Bethany House is a little unusual in that our editorial team has, for the most part, handled back cover copy, especially for our fiction titles.
Like many things in publishing, what qualifies as “good” back cover copy* will vary from person to person and the whole thing is a lot of art and not much science. (Or if there is a science, I haven’t seen the research.)
There are some no-brainers of course. A great review or great endorsement (if it doesn’t make the front cover.) Mentioning the awards a book or author has won. And then some attempt at summarizing the story in an engaging way. Introducing the main characters and the main conflict and coaxing the reader to finally open the book.
A personal bias through the years is that this should be done with the fewest words possible. Is there a magic number? I don’t know. I generally strive to keep it around 100 – 120 words max. If I can work with fewer, even better.
But there have been times I’ve gone very short.
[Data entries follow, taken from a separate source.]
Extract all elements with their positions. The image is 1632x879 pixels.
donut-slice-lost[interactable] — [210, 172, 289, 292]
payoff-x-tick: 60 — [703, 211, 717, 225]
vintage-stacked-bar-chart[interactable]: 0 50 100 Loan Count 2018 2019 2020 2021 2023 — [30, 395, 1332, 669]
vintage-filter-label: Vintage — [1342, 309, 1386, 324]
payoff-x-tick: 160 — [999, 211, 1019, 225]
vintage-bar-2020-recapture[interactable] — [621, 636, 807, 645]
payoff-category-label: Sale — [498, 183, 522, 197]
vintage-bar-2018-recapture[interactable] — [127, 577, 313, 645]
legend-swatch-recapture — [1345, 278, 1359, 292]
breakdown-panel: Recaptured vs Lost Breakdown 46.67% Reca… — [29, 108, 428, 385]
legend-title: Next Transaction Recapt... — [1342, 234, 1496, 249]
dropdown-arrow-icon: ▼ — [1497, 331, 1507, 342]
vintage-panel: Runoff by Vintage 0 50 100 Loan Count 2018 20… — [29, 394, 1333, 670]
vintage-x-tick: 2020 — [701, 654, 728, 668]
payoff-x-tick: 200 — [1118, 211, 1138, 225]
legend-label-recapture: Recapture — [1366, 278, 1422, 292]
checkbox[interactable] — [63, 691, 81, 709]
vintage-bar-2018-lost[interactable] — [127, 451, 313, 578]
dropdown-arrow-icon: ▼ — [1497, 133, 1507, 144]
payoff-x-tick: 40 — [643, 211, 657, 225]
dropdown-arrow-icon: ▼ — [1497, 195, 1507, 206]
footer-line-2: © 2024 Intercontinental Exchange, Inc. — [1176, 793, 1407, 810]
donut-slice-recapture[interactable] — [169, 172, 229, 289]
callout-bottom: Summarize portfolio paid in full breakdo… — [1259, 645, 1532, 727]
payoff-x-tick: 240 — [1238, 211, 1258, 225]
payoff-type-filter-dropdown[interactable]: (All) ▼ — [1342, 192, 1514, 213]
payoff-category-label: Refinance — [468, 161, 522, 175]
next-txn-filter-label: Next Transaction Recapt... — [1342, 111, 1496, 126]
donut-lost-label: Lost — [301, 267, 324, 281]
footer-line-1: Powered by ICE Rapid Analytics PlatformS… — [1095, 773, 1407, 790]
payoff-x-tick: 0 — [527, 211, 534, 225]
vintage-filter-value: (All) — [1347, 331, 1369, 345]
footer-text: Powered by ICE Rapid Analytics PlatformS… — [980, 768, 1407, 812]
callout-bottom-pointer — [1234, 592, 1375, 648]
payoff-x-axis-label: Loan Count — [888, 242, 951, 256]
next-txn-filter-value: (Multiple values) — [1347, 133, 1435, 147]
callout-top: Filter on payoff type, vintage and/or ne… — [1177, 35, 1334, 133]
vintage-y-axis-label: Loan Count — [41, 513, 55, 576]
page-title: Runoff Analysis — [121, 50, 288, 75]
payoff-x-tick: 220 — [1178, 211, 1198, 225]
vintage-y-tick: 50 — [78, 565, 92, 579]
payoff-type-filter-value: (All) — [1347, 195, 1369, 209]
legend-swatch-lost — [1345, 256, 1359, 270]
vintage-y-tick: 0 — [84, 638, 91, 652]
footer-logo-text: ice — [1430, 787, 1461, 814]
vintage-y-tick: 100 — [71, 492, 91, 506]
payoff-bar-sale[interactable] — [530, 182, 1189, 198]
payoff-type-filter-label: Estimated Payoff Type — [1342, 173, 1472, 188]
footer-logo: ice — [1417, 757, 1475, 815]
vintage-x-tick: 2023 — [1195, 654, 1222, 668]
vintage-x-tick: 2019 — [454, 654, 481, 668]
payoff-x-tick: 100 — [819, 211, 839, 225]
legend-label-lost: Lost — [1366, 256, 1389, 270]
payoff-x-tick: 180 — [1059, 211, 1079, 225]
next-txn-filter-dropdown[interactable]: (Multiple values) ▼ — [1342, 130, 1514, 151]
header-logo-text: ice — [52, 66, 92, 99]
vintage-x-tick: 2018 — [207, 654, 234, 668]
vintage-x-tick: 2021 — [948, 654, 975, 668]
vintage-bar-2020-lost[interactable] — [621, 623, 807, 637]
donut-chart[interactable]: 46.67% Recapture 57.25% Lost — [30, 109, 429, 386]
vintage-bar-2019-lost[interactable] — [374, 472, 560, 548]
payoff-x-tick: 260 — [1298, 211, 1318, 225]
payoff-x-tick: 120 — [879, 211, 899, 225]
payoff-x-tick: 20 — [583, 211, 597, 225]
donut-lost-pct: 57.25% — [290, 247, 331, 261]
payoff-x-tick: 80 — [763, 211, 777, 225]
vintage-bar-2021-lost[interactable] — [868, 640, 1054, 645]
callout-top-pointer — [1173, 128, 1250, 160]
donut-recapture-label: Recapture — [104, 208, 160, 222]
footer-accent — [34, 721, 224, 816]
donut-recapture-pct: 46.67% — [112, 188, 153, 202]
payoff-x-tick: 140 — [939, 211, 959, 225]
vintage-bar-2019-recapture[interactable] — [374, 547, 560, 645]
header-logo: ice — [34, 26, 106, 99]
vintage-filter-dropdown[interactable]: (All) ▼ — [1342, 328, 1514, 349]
One of my first attempts at keeping things brief was copy I wrote while back in marketing. Lynn Austin was about to release the first of a Civil War trilogy and, as with many of Lynn’s books, it was a wonderful, complicated, meaty story that DID NOT flow naturally into easy summary. And if there’s one reason NOT to have editor’s or author’s write their own copy it’s that when you’re too close to a story, you lose the forest for the trees. The first attempts were just tons and tons of trees. And maybe that’s what pushed me the other direction. I had read the novel and what jumped out at me was the intensity of the story, the power and drama. I wanted something that captured that and lingering sentences didn’t seem to work. Working with editorial we chose a few key phrases and words and what we ended up with was something more akin to poetry. Or marketing copy.
After moving to editorial, it takes a bit of time to ramp up your own projects and so I had some months to try and formulate some ideas about what I was trying to do. What kind of authors I wanted. What kind of packaging.
My thoughts on brevity being a key component of back cover copy got clearer when I saw an example I didn’t like. I had tried to acquire this book and failed, so I had been particularly interested to see how the acquiring company would handle its release. (It’s gauche, I realize, to criticize a competitor, but since the book is seven years old I hope it’s alright. ) The cover fit the genre. The back cover…though was a big block of text. And I just couldn’t imagine that being helpful.
In the intervening years, I have written a lot of back cover copy. Most of it has lots of input from lots of folks–from the authors to my colleagues. A lot of it looks like the cover copy you see everyday. Blurb, headline, three paragraphs, author bio.
When we worked on the cover of Siri Mitchell‘s first historical novel with us, A Constant Heart, we had a wonderful dilemma. We had too many amazing photos from which to choose. Trying to have our cake and eat it too, I worked with our art director and designer to incorporate both. One on the front and a second on the back. My promise was that I’d write copy that wouldn’t interfere with the image. (And stealing from myself, I returned to the same trope I’d tried with Lynn Austin years before by selecting a few powerful, engaging words to highlight.) If you can find a more beautiful back cover…let me know.
It was also something we tried on Jody Hedlund’s debut historical novel The Preacher’s Bride. Here we were presented with a dilemma. We had two cover directions and our team was torn. One would look more “traditional” and fit the CBA market really well. The other was striking, startling, and stark. We debated it for a time and decided to go with the less risky cover…but feature the other image on the back. Did we make the right call? I don’t know, but the book made the bestseller list. We followed up with a similar attempt on Jody’s next novel The Doctor’s Lady.
And then. Then it felt like I was forcing it. If you can get trapped in the box of “normal” so too we can be trapped in the box of doing something one way just for the heck of it. Not every story can be boiled down to a few punchy lines. And really, I had no proof that this kind of copy worked any better. What if readers weren’t getting enough information about the story?
With Siri’s latest novel, The Messenger, we were again able to have a nice compromise. Our designers had a great second image from our photoshoot that still left me plenty of room to try more traditional copy.
And with Jody’s upcoming release Unending Devotion we are also reverting back to more traditional copy. (BTW: this is a WORLD-PREMIERE of this cover. The book is due out in a few months!!!)
I haven’t abandoned super short copy–my dream is one day do copy in haiku format–but it simply can’t fit in every circumstance.
I’m never going to go with the big block of text though. With headlines and blurbs and subheaders, I think a talented designer can turn those words into something appealing for a reader to find. Something that will get them to open the book and get immersed in your story.
Do you have any favorite back cover copy that you remember? A favorite headline or blurb?
*This post intentionally ignores the fact that back cover copy is irrelevant in ebooks. I’m aware of that. We can debate that at another time.